With Ms Amy Birks on stage. From album booklet.

The centrepiece is probably the lengthy I Need A Change. As previously mentioned, it is a work of enormous personal catharsis, and not hard for other troubled souls to identify with. Honestly, with the right pair of receptive ears at the right time, this would be music to save lives. It’s chilling yet ultimately uplifting, and musically full of that big Enid sturm und drang, and a clear highlight. There are others though. Love (Not The Same) is a dramatic balladic duet with Ms Amy Birks, whose contribution to the song is absolutely immense, showcasing just what a gifted voice she has. The title track is catchy, quirky and funny, like Freddie Mercury showing his dark humorous side with I’m Going Slightly Mad as against the high tragedy of These Are The Days Of Our Lives or Love Of My Life. In My Head may be the track most of interest to Enid fans, growing as it has out of a part originally intended for the song Something Shall Rise from their Dust album, but ultimately not used. What Is The World Coming To is faintly reminiscent of Motorcycle Emptiness by the Manic Street Preachers filtered through Les Miserables, if such a thing can be imagined! There are even a couple of ‘bonus tracks’ which see Joe running a bit of Henry Purcell and Beethoven through the Payne Ideas Mill, but though these are interesting experiments, they don’t really fit the overall concept of the album proper, so labelling them as bonuses is probably the correct decision.

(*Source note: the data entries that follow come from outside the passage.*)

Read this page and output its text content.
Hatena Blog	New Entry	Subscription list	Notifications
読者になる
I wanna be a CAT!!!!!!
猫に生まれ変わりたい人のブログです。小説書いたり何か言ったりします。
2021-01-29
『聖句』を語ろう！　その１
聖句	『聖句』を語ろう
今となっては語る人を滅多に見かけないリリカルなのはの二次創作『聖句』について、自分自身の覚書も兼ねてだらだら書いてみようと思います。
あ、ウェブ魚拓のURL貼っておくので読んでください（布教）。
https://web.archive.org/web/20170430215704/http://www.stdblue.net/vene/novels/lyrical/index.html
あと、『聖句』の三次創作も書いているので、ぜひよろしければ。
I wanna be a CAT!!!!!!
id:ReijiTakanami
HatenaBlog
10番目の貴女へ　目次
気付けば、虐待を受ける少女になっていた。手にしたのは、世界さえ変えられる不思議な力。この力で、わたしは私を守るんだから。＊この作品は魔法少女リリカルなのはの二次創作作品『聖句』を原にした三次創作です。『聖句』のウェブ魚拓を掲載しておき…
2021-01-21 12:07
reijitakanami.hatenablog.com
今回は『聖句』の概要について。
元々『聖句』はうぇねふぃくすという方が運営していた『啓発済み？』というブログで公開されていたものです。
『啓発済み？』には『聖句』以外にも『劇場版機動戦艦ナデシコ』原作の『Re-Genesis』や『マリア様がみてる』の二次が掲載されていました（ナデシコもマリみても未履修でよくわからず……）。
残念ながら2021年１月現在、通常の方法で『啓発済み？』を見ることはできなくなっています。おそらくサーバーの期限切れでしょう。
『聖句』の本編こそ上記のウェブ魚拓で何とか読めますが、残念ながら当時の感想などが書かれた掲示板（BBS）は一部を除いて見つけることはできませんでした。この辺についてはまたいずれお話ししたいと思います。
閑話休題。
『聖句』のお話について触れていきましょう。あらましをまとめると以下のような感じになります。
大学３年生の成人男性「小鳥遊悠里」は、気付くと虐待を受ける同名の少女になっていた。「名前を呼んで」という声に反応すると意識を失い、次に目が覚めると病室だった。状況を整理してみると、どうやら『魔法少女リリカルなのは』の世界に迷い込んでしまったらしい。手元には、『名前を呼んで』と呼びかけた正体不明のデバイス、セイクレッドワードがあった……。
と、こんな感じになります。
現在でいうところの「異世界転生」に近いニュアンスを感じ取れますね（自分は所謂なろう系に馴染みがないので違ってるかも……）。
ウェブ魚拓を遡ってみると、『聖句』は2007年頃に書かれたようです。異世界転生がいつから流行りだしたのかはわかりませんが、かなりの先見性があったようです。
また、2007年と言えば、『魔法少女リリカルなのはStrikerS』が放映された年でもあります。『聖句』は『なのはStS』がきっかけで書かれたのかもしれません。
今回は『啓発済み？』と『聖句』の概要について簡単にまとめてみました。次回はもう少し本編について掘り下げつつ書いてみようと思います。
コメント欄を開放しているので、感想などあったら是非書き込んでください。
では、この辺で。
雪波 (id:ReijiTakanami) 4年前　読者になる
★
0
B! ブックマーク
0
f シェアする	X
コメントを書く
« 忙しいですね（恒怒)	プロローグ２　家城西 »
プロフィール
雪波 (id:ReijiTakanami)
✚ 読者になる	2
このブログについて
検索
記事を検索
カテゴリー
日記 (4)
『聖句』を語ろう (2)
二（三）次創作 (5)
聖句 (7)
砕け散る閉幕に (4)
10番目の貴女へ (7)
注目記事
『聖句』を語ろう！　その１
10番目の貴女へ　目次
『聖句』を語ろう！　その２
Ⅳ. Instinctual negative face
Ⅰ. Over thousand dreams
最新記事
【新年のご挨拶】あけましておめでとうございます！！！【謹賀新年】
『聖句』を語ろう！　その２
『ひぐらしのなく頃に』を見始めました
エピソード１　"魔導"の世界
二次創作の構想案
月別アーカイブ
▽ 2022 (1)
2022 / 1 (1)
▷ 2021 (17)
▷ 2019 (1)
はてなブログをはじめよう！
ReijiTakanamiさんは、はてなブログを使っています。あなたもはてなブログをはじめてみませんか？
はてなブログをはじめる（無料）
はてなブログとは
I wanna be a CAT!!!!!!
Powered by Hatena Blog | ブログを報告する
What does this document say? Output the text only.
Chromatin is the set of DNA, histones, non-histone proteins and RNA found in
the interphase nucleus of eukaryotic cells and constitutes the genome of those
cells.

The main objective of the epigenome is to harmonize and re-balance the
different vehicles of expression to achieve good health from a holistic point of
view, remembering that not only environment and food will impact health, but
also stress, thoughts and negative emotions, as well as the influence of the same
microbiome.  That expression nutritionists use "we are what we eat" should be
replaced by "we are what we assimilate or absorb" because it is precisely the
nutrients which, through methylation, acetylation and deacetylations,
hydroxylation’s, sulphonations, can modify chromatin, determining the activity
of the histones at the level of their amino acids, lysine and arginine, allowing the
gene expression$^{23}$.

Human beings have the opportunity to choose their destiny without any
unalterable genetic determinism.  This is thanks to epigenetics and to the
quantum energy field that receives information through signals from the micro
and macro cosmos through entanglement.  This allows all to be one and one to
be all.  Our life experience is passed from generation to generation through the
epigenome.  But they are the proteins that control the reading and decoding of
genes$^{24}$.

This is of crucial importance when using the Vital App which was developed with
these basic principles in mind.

It’s not a perfect album – as a couple of points, I felt that one or two of the big choral parts were slightly overused, detracting from the flow a little, and that perhaps more room should have been made for the instrumentation to tie things together, and also a couple of big, memorable choruses might have put the icing on the cake. Overall, however, this is a triumphant work, and more than that, a courageous one. ‘That Joe Payne’ has put his heart and soul on the line, and created an album which isn’t one to put on in the car while you nip to the supermarket, but one which demands to be listened to and absorbed in a single sitting. The superb booklet aids this, as it not only features all of the lyrics, but also facts about each song and some great shots of single and EP artwork (along with a thankfully-aborted album cover!). If you give your time and attention to this album, it will give plenty back to you, and you may well come away feeling you have seen a window into this fascinatingly complex character.

That Joe Payne? He’s all right by me!